1995年以来の電力自由化のプロセスでは、IPP(独立系発電事業者)や
PPS(特定規模電気事業者)の新規参入により、既存10電力会社とのあい
だの競争が激化するという見通しが語られることが多かった。しかし、IPP
やPPSには供給力の面での制約があり、卸電力取引所が登場しても、この制
約は残るものと思われる。端的に言えば、IPPやPPSは本格的競争の主役
にはなりえないのであり、主役の座を占めるのは、既存の電気事業者(送電系
統から切り離されている沖縄電力を除く9電力会社)それ自身ということにな
る。
 全国的に事業所を展開する企業Aが競争入札等により、9電力会社中で最も
安い料金を提示した既存電気事業者Bと、電力売買を一括契約する。その場合
には、電気事業者Bは、これまでの供給区域の外にある企業Aの全国の事業所
に向けて、電力を供給することになる。振替供給料金の廃止という現実をふま
えれば、ここでBが行うような全国大の電力供給を通じて、9電力会社間の市
場競争が激化することは、大いにありうる(2005年11月に九州電力が広
島県内のジャスコ宇品店に電力供給を開始したが、これは、9電力会社間の市
場競争の端緒となりうる出来事である)。
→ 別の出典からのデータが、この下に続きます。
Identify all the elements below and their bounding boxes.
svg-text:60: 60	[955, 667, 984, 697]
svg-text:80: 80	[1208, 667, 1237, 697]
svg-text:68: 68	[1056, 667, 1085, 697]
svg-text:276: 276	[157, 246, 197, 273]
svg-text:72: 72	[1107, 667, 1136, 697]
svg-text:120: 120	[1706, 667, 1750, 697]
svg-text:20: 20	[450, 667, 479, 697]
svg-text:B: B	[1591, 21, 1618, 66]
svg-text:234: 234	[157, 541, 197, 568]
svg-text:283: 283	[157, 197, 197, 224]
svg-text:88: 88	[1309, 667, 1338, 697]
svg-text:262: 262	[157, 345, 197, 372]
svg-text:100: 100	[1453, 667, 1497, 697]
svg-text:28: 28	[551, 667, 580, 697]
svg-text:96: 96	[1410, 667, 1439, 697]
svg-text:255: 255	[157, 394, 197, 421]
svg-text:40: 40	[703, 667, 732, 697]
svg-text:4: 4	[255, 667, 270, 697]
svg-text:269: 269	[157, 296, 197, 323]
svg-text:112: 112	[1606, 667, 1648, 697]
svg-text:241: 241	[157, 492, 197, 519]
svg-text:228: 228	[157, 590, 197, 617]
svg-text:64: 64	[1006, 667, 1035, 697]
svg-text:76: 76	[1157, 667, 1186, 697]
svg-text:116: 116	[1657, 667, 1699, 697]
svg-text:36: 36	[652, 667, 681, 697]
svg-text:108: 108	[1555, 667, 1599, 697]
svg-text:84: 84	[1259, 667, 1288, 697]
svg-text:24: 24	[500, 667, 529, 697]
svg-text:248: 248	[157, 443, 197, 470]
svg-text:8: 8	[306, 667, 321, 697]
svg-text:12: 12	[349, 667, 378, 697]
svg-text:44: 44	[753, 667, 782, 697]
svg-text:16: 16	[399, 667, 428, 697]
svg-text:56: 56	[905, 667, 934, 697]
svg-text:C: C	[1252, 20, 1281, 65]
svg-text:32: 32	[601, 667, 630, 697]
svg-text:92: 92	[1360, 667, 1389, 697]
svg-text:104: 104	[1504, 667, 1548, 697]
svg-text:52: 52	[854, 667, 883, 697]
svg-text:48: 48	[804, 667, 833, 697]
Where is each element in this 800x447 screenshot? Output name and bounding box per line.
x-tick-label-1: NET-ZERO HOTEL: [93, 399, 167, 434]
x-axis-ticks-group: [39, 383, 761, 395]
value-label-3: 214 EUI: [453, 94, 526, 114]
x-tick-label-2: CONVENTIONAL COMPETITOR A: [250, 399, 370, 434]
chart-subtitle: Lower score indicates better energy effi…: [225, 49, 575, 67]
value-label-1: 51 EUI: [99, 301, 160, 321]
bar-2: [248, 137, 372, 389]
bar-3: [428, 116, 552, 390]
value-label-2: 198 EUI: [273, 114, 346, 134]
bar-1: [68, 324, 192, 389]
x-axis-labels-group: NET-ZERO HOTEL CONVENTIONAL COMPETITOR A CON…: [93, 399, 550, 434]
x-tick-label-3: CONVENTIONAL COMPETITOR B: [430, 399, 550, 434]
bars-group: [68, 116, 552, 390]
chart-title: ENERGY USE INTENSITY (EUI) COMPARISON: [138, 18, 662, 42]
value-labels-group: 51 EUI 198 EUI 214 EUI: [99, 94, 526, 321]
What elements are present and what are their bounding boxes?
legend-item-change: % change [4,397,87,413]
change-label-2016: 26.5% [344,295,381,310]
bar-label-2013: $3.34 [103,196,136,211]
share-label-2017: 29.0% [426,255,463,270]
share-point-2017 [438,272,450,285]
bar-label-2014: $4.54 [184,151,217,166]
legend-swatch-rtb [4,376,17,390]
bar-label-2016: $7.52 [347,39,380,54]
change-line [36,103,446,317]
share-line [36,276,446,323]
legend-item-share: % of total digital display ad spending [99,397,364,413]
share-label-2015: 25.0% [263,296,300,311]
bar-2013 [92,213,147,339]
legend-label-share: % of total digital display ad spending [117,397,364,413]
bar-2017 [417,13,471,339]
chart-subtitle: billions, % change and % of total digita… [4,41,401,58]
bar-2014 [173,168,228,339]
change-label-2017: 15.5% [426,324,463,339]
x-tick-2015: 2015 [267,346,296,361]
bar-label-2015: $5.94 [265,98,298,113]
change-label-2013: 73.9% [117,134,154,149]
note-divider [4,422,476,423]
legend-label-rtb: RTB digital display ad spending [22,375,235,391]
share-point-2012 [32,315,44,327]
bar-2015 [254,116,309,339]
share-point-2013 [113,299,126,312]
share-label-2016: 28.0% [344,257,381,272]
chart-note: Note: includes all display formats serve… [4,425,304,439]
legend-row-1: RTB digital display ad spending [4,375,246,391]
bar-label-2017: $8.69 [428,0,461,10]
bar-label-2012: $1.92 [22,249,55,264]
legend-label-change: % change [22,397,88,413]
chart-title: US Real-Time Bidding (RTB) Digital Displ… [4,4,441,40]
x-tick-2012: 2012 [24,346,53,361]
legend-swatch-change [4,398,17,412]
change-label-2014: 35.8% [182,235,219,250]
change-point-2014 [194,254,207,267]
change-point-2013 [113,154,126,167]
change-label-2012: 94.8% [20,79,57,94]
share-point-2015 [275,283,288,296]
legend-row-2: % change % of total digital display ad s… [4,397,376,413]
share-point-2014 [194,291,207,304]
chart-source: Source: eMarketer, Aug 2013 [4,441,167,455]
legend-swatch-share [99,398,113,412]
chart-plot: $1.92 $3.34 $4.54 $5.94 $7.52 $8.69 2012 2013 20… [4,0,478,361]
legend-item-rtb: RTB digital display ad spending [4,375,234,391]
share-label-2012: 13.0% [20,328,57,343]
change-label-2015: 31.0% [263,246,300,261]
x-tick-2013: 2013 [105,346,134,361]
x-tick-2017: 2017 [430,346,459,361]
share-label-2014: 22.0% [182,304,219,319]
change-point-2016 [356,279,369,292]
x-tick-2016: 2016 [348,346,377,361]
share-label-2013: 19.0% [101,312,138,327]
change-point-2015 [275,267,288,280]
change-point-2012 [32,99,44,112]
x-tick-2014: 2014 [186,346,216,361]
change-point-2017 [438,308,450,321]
もちろん、東西の周波数の違いや北本
(北海道本州)連系線の送電規模の限界などがあり、競争はある程度チェック
されるであろうが、それでも、9電力会社自身が主役となって競争が本格化す
ることに変りはない。これが、本格的競争時代の実相なのである。
 9電力会社相互間の競争が本格的競争時代の基本線であるとすれば、そこで
は電力各社が、他社とは異なる個性的な経営行動をいかに展開するかが焦点と
なる。一方、原子力発電に関しては、立地問題についてもバックエンド問題に
ついても、電力各社は一枚岩的対応をせざるをえない。原子力発電事業は、事
実上、民営であるが国策、つまり国策民営であるという状況が続いているから
である。
 この小稿で指摘したように、電力自由化と原子力発電とのあいだには、(1)
市場原理対国家介入、(2)個性的行動対一枚岩的対応、という二重の原理的矛
盾が存在する。電力自由化で求められているのは電力各社が私企業性を強めて
いくことであるが、その一方で原子力発電事業は、引き続き国策民営方式によ
って運営されている。この矛盾は深刻であり、電力会社は、自由化と原子力発
電とのあいだで「股裂き状態」に陥っているというのが、現実の姿である。